L'incapacità di sostenere militarmente i curdi, le cui milizie costituiscono oggi l'unico avversario credibile del Califfato in Siria come Iraq, sta ridicolizzando una Coalizione che sembra esistere solo sulla carta. Il ministro degli esteri turco Mevlut Cavusoglu ha detto ieri al neo segretario generale della Nato, Jens Stoltenberg, di considerare «non realistico aspettarsi che la Turchia effettui da sola un'operazione terrestre contro l'Is» respingendo così le pressioni di Washington in tal senso.
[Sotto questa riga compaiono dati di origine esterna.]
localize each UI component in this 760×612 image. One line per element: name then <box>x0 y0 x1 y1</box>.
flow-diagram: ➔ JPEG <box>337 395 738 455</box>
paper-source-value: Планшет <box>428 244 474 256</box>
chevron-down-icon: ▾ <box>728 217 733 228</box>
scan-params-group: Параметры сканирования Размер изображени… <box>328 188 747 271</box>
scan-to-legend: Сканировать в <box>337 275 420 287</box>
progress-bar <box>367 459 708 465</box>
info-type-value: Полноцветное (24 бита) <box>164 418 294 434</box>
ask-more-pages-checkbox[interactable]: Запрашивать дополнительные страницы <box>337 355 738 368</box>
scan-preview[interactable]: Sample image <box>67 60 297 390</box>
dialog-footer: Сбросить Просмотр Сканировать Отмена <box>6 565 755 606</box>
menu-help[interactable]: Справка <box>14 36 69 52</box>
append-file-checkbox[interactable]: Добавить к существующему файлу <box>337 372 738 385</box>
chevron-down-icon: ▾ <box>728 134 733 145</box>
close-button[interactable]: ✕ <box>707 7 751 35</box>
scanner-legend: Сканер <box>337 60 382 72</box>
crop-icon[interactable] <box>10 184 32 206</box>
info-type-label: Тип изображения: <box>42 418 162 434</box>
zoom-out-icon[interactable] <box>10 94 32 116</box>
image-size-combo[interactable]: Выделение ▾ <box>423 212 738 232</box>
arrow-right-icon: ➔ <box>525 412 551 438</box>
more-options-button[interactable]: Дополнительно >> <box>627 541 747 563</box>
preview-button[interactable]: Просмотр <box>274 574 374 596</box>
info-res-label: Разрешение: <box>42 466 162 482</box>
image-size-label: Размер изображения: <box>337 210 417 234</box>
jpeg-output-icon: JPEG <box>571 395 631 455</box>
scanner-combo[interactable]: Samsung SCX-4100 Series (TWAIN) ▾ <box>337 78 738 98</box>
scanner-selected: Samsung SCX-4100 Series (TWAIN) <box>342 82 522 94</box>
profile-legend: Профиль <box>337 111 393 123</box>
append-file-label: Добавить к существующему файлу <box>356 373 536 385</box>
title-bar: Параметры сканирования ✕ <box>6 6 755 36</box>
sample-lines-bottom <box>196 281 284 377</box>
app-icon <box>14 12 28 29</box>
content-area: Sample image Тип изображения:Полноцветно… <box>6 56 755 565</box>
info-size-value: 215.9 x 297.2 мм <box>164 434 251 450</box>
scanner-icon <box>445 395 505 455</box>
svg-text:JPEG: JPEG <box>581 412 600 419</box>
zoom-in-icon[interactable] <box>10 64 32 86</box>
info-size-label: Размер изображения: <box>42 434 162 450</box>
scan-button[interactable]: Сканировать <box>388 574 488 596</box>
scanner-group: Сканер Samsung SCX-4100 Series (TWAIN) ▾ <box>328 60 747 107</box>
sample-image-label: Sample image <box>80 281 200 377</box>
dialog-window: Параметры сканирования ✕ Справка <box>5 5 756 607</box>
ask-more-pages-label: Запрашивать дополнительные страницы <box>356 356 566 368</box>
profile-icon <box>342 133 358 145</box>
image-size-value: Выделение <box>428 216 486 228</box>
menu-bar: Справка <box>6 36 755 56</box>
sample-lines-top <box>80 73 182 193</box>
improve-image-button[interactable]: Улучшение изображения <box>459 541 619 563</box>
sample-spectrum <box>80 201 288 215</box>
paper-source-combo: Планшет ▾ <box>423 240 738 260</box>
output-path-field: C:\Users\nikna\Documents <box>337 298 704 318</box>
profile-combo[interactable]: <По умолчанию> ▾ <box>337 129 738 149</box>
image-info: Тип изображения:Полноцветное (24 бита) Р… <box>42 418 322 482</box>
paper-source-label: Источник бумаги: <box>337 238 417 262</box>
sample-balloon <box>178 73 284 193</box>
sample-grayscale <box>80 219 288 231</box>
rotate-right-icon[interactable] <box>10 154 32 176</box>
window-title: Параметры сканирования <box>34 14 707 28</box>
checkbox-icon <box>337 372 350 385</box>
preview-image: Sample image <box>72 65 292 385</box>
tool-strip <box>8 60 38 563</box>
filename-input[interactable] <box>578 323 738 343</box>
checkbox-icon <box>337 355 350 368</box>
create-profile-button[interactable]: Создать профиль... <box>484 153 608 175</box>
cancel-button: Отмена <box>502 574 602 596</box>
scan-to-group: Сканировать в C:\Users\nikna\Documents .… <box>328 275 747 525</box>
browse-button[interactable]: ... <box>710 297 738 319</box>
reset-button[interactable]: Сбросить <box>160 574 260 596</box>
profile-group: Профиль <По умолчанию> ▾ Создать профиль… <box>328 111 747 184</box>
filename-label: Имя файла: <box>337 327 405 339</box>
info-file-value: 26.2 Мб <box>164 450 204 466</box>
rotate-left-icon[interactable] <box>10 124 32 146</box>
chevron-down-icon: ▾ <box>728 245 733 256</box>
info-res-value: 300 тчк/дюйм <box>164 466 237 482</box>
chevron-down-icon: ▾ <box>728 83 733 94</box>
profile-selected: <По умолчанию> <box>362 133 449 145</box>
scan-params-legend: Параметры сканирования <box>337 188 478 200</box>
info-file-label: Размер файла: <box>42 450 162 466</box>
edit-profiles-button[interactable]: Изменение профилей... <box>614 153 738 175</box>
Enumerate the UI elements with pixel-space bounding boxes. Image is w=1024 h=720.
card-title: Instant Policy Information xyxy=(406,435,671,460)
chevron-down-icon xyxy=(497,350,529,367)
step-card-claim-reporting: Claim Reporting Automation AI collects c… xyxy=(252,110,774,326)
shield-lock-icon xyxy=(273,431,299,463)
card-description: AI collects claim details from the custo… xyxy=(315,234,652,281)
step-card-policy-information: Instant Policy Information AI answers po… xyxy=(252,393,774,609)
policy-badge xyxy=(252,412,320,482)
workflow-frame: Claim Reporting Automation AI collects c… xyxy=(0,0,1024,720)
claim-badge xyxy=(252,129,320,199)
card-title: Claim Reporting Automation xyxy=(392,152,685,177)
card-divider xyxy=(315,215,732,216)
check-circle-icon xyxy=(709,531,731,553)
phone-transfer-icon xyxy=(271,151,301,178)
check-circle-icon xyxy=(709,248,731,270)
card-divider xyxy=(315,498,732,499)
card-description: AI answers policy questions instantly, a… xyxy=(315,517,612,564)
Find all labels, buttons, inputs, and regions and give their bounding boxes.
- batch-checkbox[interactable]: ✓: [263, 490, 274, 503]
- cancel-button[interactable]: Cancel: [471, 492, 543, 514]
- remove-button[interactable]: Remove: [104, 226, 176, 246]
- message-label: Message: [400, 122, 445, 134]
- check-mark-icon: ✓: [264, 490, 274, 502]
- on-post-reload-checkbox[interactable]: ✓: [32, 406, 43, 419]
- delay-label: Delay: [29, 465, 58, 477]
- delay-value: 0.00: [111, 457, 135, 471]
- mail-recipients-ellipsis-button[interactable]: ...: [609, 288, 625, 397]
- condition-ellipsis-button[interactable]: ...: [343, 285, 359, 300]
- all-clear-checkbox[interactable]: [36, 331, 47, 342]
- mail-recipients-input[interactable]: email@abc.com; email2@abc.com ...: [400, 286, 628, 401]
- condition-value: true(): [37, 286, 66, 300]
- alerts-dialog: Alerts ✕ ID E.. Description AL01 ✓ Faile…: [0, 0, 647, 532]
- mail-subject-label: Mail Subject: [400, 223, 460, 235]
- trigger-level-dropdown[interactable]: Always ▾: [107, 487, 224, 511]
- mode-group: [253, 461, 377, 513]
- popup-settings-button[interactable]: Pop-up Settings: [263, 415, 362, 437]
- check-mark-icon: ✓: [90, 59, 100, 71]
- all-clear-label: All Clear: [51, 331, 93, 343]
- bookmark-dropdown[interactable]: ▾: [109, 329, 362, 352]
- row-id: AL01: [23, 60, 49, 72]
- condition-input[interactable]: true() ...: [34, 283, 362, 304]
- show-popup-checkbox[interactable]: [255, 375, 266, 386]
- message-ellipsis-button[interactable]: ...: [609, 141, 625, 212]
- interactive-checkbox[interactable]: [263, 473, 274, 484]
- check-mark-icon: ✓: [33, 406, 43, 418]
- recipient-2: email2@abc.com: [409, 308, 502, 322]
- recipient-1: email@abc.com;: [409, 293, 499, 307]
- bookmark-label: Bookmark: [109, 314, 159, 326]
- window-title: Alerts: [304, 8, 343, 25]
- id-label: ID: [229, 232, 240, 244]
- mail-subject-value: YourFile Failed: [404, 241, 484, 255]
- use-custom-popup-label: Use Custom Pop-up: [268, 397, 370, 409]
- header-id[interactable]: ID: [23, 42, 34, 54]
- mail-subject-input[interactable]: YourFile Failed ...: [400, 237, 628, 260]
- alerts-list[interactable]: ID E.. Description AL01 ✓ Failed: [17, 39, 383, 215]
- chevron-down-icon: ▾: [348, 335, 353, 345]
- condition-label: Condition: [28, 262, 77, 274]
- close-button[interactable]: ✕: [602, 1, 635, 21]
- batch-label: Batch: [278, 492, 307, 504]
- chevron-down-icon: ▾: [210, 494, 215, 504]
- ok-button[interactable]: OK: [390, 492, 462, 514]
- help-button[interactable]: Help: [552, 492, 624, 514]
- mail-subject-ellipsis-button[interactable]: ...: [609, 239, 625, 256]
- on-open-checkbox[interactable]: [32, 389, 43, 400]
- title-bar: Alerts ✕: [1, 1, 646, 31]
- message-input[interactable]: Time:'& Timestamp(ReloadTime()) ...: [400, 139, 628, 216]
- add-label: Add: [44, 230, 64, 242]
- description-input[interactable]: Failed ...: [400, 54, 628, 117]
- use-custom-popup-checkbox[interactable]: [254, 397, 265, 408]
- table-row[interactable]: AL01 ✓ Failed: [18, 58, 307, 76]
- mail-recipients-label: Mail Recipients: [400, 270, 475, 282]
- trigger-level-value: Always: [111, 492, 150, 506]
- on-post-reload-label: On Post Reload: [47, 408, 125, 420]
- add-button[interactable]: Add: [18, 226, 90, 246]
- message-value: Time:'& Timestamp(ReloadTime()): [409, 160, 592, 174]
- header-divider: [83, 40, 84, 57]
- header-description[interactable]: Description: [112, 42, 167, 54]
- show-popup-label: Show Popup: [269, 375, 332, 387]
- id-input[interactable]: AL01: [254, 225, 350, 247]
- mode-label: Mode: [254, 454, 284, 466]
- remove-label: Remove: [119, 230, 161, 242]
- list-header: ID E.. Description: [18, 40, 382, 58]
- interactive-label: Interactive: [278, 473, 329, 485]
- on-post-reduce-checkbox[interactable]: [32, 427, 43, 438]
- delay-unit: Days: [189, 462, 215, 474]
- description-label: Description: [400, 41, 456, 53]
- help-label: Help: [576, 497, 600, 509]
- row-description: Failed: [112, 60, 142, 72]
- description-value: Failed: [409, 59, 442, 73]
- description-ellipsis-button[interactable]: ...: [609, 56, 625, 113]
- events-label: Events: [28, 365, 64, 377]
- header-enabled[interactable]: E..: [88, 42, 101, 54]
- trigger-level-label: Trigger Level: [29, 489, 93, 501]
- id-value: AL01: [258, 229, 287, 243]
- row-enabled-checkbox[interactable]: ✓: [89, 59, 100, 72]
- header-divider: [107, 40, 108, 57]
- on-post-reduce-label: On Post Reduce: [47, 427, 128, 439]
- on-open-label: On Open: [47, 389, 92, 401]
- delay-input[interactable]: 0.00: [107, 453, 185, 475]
I jet dei Paesi arabi ed europei messi insieme hanno effettuato al 6 ottobre appena 195 sortite aeree, cioè meno del 4 per cento delle circa 5 mila effettuate dalla Coalizione: 1.768 sortite d'attacco, oltre 1.600 di rifornimento in volo e più di 700 di sorveglianza. In termini di missioni d'attacco il Central Command americano ha reso noto che dall'8 agosto al 7 ottobre ne sono state effettuate 354, di cui 103 in Siria e 251 in Iraq.

Le forze statunitensi hanno impiegato circa mille bombe a guida laser e satellitare e una cinquantina di missili aviolanciati oltre ai 47 missili da crociera Tomahawk lanciati sulla Siria dalle navi per un costo complessivo del munizionamento impiegato di 62,4 milioni di dollari.

I costi vivi dell'operazione resi noti dal Pentagono sono compresi tra i 7, 5 e i 10 milioni di dollari al giorno: considerando tutte le voci di spesa il Center for Strategic and Budgetary Assessments valuta che in due mesi sia già stato speso un miliardo di dollari, cifra che potrebbe rappresentare il costo mensile dell'operazione in caso di rafforzamento del dispositivo impiegato.

Secondo il rapporto, che stima anche un possibile impiego di forze terrestri al momento escluso categoricamente dall'amministrazione Obama, Washington spenderebbe tra i 200 e i 320 milioni al mese se schierasse 2.000 soldati a combattere in Iraq. Una graduale escalation del conflitto vedrebbe i costi salire 350/570 milioni al mese con più raid aerei e 5 mila soldati Usa sul terreno fino a 1,8 miliardi al mese con un'intensa campagna aerea e 25 mila militari sul terreno.

Valutare l'efficacia dei raid aerei in termini finanziari rischia di risultare fuorviante. Diversi attacchi hanno preso di mira i mezzi e le armi pesanti catturati in gran quantità dai jihadisti nelle basi delle truppe irachene e siriane. Tra i bersagli distrutti da missili e bombe vi sono anche alcuni carri armati Abrams del valore di alcuni milioni di dollari ad esemplare che gli Stati Uniti avevano venduto all'esercito di Baghdad ma vi sono anche molti pick-up, mortai e lanciarazzi campali il cui valore è inferiore ai 30 mila dollari di costo di una bomba a guida gps, ai 110 mila dollari di un missile Hellfire o ai 200 mila di un britannico Brimstone. L'impiego di armi sofisticate e costose ha lo scopo di garantire precisione, efficacia e minori rischi di provocare vittime civili ma finora la campagna aerea contro l'Is non è riuscita a “fare la differenza” sul campo di battaglia.

Con una dichiarazione disarmante, il portavoce del Pentagono, l'ammiraglio John Kirby, ha ammesso che i raid aerei da soli non riusciranno «a salvare» Kobane nonostante «stiamo facendo tutto ciò possiamo».

Il segretario di Stato, John Kerry, pur definendo «una tragedia» l'avanzata dell'Is a Kobane, ha cercato di sminuire l'importanza strategica della città curda precisando che «malgrado la crisi in corso a Kobane gli obiettivi originali del nostro impegno sono i centri di comando e controllo e le infrastrutture dell'Is» . Resta però evidente che la caduta della città costituirebbe un grave smacco per gli Usa, che metterebbe in luce l'inadeguatezza e la debolezza del dispositivo militare alleato aumentando la percezione della debolezza degli Occidentali. Al tempo stesso un'ulteriore vittoria del Califfato ne ingigantirebbe l'immagine militare e i consensi nel mondo islamico che si tradurrebbero in un incremento dell'afflusso di volontari e finanziamenti.